The scene in particular was one taken from Act V of William Shakespeare’s A Midsummer Night’s Dream. The scene, often referred to as the story of “Pyramus and Thisbe” is considered a play within a play. While the story of Pyramus and Thisbe is likely taken from an even older Latin poem—Ovid’s Metamorphosis—it’s relationship to A Midsummer Night’s Dream is one lovers of literature most often allude to.
The story is a comedy, resembling the relationship dynamics of Romeo and Juliet and revealing thematic elements of “forbidden love.” However, in Pyramus and Thisbe, there is a twist. For this play within a play is performed not by professional actors, but by the “mechanicals,” a group of amateurs looking for their big break: laborers and stage hands collected near Athens. As this slapstick crew of ragtag actors puts on their performance, they turn serious themes into comedic ones; much less tragic than the greater play suggests.
Some of the notable characters in the play are Pyramus, who is young and in love, and Thisbe, who is also young and in love. There is a wall through which Pyramus and Thisbe profess and express their love for one another, a lion throwing chaos into the mix, and a poetic Moon shining light.
Staying strong to Shakespearean roots, all the major roles were played by male actors. Yes, even Thisbe was played by a male who is actually the reluctant bellows mender from A Midsummer Night’s Dream, Francis Flute. As you are surely beginning to realize, before students could even begin practicing their lines for the play, they had to have an understanding of the intricacies present in Shakespeare’s A Midsummer Night’s Dream.

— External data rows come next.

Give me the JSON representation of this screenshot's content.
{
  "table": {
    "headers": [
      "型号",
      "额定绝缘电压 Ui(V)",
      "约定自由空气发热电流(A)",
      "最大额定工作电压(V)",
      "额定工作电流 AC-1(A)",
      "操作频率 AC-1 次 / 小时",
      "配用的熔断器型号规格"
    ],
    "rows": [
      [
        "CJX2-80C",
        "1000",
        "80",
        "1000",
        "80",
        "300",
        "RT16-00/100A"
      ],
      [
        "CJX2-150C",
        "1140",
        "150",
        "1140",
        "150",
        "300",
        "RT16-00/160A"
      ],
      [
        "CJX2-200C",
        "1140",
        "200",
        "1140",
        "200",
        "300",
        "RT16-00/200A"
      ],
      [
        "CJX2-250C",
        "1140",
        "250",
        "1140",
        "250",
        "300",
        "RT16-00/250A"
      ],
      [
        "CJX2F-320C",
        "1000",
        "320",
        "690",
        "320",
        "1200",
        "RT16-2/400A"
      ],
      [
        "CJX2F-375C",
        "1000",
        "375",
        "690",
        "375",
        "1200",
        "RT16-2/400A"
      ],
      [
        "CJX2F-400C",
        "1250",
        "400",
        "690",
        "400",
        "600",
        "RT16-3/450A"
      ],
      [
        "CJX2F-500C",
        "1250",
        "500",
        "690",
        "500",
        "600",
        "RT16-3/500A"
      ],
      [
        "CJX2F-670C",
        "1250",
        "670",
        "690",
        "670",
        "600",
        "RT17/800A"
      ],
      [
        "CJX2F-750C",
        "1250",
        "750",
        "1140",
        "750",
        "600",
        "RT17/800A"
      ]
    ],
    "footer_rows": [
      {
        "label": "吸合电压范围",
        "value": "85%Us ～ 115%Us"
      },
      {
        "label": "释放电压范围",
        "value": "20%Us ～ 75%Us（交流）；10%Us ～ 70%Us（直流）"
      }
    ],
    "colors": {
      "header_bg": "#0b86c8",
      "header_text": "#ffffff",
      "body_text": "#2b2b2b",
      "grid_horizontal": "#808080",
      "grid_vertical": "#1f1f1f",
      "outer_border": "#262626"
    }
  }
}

Without understanding the historical context of the play and its actors, the allusions to recurring motifs, and the intricacies of a “play within a play,” the actors would have likely failed in their performance. Fortunately, the opposite was true.
The play was a smashing success! Over the past few months, Mr. Hirst and a group of student-actors worked hard to prepare for CCA’s first play. Students were given the task of memorizing lines, learning stage cues, creating costumes and props, and decorating the stage. Working under the keen guidance of ELA teacher, Mr. Hirst, students gathered multiple times a week, after school, to practice their dialogue and stage movements with the rest of the drama crew.
As always, it’s important to recognize that the actors on stage were just the tip of the iceberg. Hours of careful planning and cooperative design begot beautiful stage scenery, fun costumes, and well-managed curtain calls, lighting, and sound. The actors were not the only stars of the show. Everyone involved is to be praised for the riveting performance and comedic reliving of “Pyramus and Thisbe,” a play within William Shakespeare’s A Midsummer Night’s Dream.
Will CCA continue to host a drama club? It’s too early to tell what might unfold in the upcoming years. However, I will say this: if CCA drama is led by Mr. Hirst again, you can count on the next play being just as fun, engaging, and education as the last.
Thank you CCA students, actors, stagehands, and Mr. Hirst for all your hard work and dedication to entertainment, education, and live theatre!